ハッショウ豆は、同じトビカズラ属の「ビロードマメ」の変種の一つと言われており、海外にはいくつもの品種があります。別名「ムクナ」とも呼ばれます。

【灰白色】

灰白色は日本で多く生産されている種の様です。

【黒色】

黒色はインド産が多い様です。

【斑入り】

斑入りのタネはアメリカ由来と言われています。

【ハッショウマメの苗】

原産地はヒマラヤ南山麓と言われており、インド・東南アジアに広く分布し、世界中の熱帯・亜熱帯で昔から栽培されています。
強健かつ多収性の作物ですが短日植物のため、四季のある日本では地域によっては秋の結実が冬にずれ込みます。沖縄を始め熊本県、和歌山県でも栽培されているそうですが関東が北限と言われています。

荒れた土地でもどんどん成長し、ツルを伸ばしてとても大きく広がります。花や成長の勢いはクズにとても似ています。

【PinguBanan んちの ムクナマメ】
【花】

沖縄では11月初旬ころに開花して、寒くなって植物がからからに枯れる翌年の2月頃に収穫となるそうです。茎や葉は飼料や緑肥にも利用されます。

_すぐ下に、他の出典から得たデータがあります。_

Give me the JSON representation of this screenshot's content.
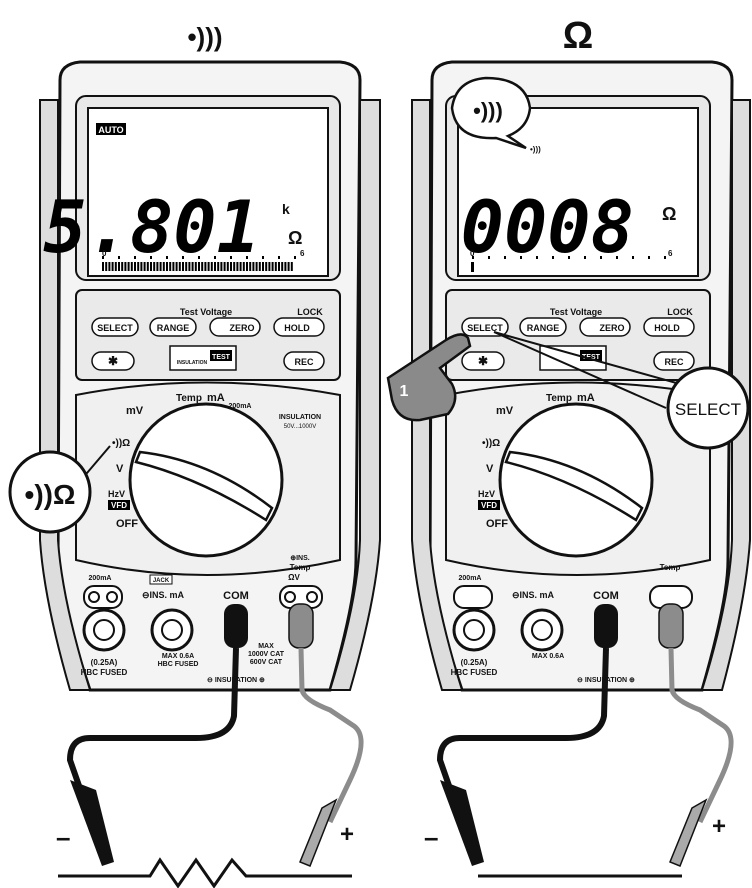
{
  "headers": {
    "left_symbol": "•)))",
    "right_symbol": "Ω"
  },
  "meter_left": {
    "lcd": {
      "auto_label": "AUTO",
      "reading": "5.801",
      "unit_prefix": "k",
      "unit": "Ω",
      "bar_start": "0",
      "bar_end": "6"
    },
    "buttons": {
      "select": "SELECT",
      "range": "RANGE",
      "zero": "ZERO",
      "hold": "HOLD",
      "lock": "LOCK",
      "test_voltage": "Test Voltage",
      "rec": "REC",
      "test": "TEST",
      "insulation": "INSULATION"
    },
    "dial": {
      "mv": "mV",
      "temp": "Temp",
      "ma": "mA",
      "ma200": "200mA",
      "insulation": "INSULATION",
      "ins_range": "50V...1000V",
      "ohm": "•))Ω",
      "vac": "V",
      "hzv": "HzV",
      "vfd": "VFD",
      "off": "OFF"
    },
    "jacks": {
      "ma200": "200mA",
      "jack": "JACK",
      "ins_ma": "⊖INS. mA",
      "com": "COM",
      "ins": "⊕INS.",
      "temp": "Temp",
      "sym": "ΩV",
      "fuse_a": "(0.25A)",
      "fuse_a2": "HBC FUSED",
      "max_a": "MAX 0.6A",
      "max_a2": "HBC FUSED",
      "max_v": "MAX",
      "max_v2": "1000V CAT",
      "max_v3": "600V CAT",
      "insulation": "⊖ INSULATION ⊕"
    },
    "callout": "•))Ω"
  },
  "meter_right": {
    "lcd": {
      "reading": "0008",
      "unit": "Ω",
      "bar_start": "0",
      "bar_end": "6",
      "bubble": "•)))",
      "small_beep": "•)))"
    },
    "callout": "SELECT",
    "step": "1"
  },
  "probes": {
    "minus": "–",
    "plus": "+"
  },
  "colors": {
    "ink": "#111111",
    "body": "#f2f2f2",
    "lcd": "#ffffff",
    "probe_red": "#8c8c8c",
    "probe_black": "#111111"
  }
}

Pingu Banana んちのハッショウマメは、果たして寒くなる前に実るのでしょうか??

【PinguBanana んちの蕾】

実ができてきました(R4.12)


■ムクナ豆栽培普及プロジェクト・福岡県大刀洗町(1分強)
もっと福岡 様


自然の L-dopa を摂る事ができるハッショウマメ。上手に調理して無理のない摂り方が大切ですね。

・生食すると下痢等の体調不良を起こします。
L-dopaを分解しない温度で十分加熱してから食べます。100℃加熱では殆ど問題ありません。

・水に長い間漬け込まない
L-dopaは水溶性で、水に浸すと豆からどんどん溶け出すそうです。
必要に応じてさっと水を掛けるだけに止め、極力少量の水で調理し、煮汁も全部いただくと良いそうです。

・食べ過ぎない
1回3粒、一日3回”が目安と言われています。食べ過ぎると不随意運動、低血圧、不眠、幻覚等の不具合が現れると言われています。
摂取はくれぐれも自己責任でお願いしますね。